4. Give legal backing to MSP: panel

  • The government panel, which recommended minimum support prices for kharif crops that were approved by the Cabinet, has also recommended that the Centre bring out a legislation which would give that announcement some legal teeth by giving farmers the right to sell their produce at those prices.


  • The Commission for Agricultural Costs and Prices is a statutory panel under the Ministry of Agriculture which makes the recommendations for MSPs for 23 kharif and rabi crops.
  • Its suggestions are not binding on the government.
  • In its report titled ‘Price Policy for Kharif Crops for the Marketing Season 2018-19,’ the CACP notes that the procurement mechanism is broken for most crops and for most farmers.

Neglected regions

  • It has been observed that often farmers of remote areas do not have sufficient access to APMCs [Agricultural Produce Market Committees] and their potential market is local ‘haats’ where their produce is sold below MSP.
  • Strong procurement operations need to be expanded to neglected regions, particularly eastern and north eastern regions.

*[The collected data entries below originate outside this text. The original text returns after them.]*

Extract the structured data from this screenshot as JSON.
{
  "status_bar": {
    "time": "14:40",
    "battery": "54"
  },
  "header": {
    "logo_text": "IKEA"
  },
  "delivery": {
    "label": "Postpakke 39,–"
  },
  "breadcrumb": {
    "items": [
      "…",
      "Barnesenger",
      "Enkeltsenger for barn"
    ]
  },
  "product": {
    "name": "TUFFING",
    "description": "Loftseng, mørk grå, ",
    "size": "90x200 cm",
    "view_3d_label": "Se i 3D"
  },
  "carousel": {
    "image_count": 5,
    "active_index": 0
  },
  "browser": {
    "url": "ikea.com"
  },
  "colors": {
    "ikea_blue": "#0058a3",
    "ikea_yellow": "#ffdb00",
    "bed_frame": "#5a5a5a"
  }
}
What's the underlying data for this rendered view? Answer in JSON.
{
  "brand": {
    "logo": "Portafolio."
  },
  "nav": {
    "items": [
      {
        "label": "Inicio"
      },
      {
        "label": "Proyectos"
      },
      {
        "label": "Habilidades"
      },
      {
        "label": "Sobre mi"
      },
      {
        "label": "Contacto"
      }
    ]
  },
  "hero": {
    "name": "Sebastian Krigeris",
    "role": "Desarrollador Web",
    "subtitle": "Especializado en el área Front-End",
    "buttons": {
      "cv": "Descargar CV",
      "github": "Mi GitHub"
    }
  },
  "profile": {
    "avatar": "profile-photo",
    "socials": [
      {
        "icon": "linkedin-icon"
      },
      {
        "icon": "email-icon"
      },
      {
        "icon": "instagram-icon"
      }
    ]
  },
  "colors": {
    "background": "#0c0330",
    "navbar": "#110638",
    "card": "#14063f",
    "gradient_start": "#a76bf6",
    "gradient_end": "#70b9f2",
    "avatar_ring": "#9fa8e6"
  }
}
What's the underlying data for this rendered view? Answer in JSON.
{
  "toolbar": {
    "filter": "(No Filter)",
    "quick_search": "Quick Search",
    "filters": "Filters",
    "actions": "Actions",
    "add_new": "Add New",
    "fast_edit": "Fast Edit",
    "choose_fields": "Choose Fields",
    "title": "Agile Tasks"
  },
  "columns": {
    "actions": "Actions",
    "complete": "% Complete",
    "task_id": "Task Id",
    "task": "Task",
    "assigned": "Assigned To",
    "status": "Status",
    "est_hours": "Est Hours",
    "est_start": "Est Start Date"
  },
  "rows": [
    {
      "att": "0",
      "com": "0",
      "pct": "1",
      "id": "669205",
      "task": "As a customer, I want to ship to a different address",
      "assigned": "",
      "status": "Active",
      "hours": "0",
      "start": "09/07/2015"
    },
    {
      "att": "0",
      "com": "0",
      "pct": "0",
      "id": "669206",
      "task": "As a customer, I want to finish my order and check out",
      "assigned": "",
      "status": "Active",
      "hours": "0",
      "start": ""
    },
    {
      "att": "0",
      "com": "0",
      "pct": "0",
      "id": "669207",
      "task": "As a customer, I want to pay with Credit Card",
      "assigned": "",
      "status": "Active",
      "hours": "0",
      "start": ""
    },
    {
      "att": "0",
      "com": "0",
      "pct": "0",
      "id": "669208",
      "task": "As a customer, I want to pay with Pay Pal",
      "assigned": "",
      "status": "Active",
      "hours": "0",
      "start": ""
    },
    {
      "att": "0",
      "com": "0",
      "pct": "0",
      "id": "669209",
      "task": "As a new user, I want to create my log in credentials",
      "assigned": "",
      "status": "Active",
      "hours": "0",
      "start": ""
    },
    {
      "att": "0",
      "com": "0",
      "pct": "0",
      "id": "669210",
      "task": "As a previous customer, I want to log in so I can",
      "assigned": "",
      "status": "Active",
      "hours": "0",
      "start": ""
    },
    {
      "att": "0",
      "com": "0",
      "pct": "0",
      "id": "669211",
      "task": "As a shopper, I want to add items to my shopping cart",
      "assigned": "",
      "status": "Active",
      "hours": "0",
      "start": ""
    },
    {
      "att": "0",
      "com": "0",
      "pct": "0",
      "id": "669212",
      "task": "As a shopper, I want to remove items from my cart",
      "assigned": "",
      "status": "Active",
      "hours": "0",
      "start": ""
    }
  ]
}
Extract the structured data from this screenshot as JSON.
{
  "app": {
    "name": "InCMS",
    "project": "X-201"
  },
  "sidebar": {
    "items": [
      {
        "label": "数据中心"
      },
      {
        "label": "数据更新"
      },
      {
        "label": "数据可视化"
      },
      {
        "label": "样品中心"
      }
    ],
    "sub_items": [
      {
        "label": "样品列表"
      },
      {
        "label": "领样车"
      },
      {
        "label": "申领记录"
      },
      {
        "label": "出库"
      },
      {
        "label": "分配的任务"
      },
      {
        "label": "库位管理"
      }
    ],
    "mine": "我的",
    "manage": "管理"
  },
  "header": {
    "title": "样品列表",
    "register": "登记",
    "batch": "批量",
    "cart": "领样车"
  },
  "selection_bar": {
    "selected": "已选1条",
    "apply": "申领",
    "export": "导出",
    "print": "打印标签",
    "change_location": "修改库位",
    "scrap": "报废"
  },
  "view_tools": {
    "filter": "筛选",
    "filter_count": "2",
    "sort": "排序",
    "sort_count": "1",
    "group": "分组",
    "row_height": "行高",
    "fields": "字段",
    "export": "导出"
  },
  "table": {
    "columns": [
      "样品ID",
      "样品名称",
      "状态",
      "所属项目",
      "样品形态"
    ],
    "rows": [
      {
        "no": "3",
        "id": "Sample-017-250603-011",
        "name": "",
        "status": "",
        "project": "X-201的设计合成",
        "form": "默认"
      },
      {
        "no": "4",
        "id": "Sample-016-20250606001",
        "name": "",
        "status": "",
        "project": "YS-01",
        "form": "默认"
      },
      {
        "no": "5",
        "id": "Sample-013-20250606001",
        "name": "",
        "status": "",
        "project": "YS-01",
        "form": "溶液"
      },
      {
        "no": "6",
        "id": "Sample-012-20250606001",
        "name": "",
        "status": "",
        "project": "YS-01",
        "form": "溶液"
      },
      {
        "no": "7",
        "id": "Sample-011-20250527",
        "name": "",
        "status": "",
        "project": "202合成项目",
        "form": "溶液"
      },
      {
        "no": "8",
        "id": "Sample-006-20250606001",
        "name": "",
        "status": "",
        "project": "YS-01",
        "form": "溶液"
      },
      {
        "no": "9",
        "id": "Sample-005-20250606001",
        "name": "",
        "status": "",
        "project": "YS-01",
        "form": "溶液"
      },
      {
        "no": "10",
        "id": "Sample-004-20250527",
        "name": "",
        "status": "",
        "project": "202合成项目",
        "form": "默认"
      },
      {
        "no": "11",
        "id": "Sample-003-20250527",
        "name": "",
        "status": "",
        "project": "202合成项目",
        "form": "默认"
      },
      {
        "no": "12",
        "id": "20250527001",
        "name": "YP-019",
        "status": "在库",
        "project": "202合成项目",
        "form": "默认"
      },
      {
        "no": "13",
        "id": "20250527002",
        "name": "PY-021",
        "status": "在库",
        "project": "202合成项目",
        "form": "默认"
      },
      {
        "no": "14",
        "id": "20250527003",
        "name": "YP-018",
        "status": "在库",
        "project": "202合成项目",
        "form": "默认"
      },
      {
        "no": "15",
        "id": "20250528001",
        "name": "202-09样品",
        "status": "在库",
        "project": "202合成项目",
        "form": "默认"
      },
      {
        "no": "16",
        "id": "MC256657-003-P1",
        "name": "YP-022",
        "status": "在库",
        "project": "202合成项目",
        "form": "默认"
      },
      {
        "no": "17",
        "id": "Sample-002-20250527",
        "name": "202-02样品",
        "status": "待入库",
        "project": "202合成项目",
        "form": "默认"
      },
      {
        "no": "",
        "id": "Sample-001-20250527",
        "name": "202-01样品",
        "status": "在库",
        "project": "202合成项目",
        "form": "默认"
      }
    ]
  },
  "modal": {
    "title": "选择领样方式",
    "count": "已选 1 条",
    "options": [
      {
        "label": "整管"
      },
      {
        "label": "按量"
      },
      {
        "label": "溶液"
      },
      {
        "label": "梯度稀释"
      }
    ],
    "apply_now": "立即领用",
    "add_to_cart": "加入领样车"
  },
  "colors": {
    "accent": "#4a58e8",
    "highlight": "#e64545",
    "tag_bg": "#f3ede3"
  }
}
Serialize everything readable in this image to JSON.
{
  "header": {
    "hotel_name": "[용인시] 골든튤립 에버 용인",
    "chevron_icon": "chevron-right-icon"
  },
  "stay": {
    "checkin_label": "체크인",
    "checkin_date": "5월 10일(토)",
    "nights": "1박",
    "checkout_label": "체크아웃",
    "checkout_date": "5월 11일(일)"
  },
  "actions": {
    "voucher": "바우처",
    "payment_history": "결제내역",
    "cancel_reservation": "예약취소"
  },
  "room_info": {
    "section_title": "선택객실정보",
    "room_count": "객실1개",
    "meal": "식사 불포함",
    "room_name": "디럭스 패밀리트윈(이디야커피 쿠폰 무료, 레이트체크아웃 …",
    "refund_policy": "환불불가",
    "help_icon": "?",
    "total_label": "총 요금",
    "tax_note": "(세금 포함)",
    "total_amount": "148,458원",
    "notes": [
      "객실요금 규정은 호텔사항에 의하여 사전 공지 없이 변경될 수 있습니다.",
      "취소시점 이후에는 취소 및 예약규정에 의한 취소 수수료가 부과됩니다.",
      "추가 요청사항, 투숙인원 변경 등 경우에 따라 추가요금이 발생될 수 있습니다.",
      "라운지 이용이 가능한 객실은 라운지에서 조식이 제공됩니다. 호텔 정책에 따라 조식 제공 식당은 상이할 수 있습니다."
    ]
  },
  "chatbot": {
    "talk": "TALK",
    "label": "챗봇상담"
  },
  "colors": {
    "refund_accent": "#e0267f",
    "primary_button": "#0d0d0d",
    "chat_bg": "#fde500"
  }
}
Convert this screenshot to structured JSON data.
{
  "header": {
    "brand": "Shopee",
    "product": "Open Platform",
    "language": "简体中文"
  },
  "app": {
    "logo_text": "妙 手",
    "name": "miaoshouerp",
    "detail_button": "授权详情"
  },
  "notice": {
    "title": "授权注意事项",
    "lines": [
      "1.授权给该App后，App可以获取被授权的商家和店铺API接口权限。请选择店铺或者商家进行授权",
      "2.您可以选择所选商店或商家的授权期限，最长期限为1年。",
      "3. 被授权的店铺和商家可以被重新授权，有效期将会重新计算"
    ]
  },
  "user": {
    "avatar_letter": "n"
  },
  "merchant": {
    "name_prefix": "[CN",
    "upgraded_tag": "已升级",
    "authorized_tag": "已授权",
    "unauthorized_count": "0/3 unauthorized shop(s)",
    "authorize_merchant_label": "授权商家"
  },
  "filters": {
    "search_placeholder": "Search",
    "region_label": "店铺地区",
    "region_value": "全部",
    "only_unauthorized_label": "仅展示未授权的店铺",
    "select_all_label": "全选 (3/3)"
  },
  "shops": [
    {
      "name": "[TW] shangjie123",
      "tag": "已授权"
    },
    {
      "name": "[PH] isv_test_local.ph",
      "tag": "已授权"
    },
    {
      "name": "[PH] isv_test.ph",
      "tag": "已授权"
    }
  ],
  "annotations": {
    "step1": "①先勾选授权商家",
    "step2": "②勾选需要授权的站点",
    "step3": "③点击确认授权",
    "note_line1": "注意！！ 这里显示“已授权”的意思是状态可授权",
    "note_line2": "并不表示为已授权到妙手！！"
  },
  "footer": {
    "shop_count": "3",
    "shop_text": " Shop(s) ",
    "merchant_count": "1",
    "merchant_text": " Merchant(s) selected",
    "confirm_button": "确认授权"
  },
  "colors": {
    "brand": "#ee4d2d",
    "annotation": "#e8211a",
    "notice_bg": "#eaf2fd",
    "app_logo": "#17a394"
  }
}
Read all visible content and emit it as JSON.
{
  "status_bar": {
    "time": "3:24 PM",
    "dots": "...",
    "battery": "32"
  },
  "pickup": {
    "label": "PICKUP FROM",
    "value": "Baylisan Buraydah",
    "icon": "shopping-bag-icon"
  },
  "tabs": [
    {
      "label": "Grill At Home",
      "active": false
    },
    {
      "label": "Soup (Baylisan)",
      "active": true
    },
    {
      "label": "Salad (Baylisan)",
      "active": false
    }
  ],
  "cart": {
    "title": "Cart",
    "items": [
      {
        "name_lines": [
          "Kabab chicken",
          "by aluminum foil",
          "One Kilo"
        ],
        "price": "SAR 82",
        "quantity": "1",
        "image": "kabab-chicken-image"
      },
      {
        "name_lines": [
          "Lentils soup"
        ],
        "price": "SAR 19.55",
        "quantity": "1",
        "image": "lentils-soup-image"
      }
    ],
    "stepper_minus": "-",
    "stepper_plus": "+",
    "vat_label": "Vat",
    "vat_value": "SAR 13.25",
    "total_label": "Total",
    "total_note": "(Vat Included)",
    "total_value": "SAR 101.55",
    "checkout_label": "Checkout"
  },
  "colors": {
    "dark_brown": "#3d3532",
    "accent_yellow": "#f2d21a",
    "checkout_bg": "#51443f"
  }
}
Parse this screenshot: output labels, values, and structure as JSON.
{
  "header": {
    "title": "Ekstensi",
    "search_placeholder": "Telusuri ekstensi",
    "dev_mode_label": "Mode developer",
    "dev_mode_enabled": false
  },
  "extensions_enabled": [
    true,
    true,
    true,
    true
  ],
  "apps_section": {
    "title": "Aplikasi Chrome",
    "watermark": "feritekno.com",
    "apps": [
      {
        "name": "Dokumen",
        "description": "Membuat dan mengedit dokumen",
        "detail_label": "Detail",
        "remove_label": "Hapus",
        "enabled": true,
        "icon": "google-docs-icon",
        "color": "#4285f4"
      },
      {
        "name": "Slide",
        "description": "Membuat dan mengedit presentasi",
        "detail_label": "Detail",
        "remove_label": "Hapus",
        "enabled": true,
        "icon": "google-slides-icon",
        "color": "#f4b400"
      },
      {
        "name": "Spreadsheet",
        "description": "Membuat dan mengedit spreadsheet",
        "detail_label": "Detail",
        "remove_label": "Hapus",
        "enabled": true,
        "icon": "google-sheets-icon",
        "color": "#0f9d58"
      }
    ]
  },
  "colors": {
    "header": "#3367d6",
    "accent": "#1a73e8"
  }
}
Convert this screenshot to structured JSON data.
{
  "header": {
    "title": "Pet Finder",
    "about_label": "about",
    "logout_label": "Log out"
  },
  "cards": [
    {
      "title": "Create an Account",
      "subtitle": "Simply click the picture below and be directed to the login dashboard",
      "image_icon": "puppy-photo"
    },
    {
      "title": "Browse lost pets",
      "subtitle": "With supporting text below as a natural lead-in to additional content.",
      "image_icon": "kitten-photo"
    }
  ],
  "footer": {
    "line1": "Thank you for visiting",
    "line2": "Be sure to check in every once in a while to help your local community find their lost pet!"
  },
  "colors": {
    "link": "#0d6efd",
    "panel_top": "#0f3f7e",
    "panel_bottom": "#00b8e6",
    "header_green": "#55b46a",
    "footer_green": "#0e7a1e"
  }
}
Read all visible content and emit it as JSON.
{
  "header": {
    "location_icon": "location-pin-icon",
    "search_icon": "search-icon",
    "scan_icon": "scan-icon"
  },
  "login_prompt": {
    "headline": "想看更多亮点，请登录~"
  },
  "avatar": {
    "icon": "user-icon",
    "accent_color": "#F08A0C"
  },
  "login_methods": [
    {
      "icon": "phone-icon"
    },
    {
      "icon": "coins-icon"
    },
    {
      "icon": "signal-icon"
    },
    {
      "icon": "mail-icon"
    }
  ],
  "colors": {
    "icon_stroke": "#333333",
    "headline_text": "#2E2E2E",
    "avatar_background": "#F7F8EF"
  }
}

5. HEFA to allot ₹1 lakh crore for education

  1. he Union Cabinet permitted the Higher Education Funding Agency (HEFA) to mobilize ₹1 lakh crore to fund research and academic infrastructure in higher educational institutions by 2022.
  2. The funding will also be available to government-run schools Kendriya Vidyalayas and Jawahar Navodaya Vidyalayas.
  3. This will help build speedier infrastructure of new Kendriya Vidyalayas and Jawahar Navodaya
  4. Indian Institutes of Technology, National Institutes of Technology, Indian Institutes of Science Education and Research, other Central universities and medical colleges will also get funds from the agency.

Funding till date

  1. HEFA was set up last year as a non-banking financing company for mobilizing extra-budgetary resources for building crucial infrastructure in Central higher educational institutions
  2. The Cabinet had approved the creation of the agency in September 2016.
  3. In the existing arrangement, the entire principle portion is repaid by the institution over 10 years, and the interest portion is serviced by the government by providing additional grants to the institution.
  4. So far, funding proposals worth ₹2,016 crore have been approved by the HEFA.
  5. In November 2017, the agency allocated ₹2,066 crore for six higher education institutions — the IITs in Mumbai, Delhi, Chennai, Kharagpur and Kanpur, and the National Institute of Technology, Suratkal — to improve research infrastructure there.

Higher Education Financing Agency (HEFA)

  1. It will be formed as a Special Purpose Vehicle (SPV) within a PSU Bank or the Government-owned-NBFC (Promoter).
  2. HEFA will have an authorized capital of 2,000 crore rupees and the government equity would be 1,000 crore rupees.
  3. The HEFA will also mobilize CSR funds from Corporates/PSUs which will, in turn, be released for promoting research and innovation in these institutions on grant basis.
  4. The principal portion of the loan will be repaid through the ‘internal accruals’ of the institutions earned through the fee receipts, research earnings etc.
  5. All the Centrally Funded Higher Educational Institutions will be eligible to join as members of the HEFA.
  6. For joining as members, the educational institution must agree to escrow a specific amount from their internal accruals for a period of 10 years to the HEFA.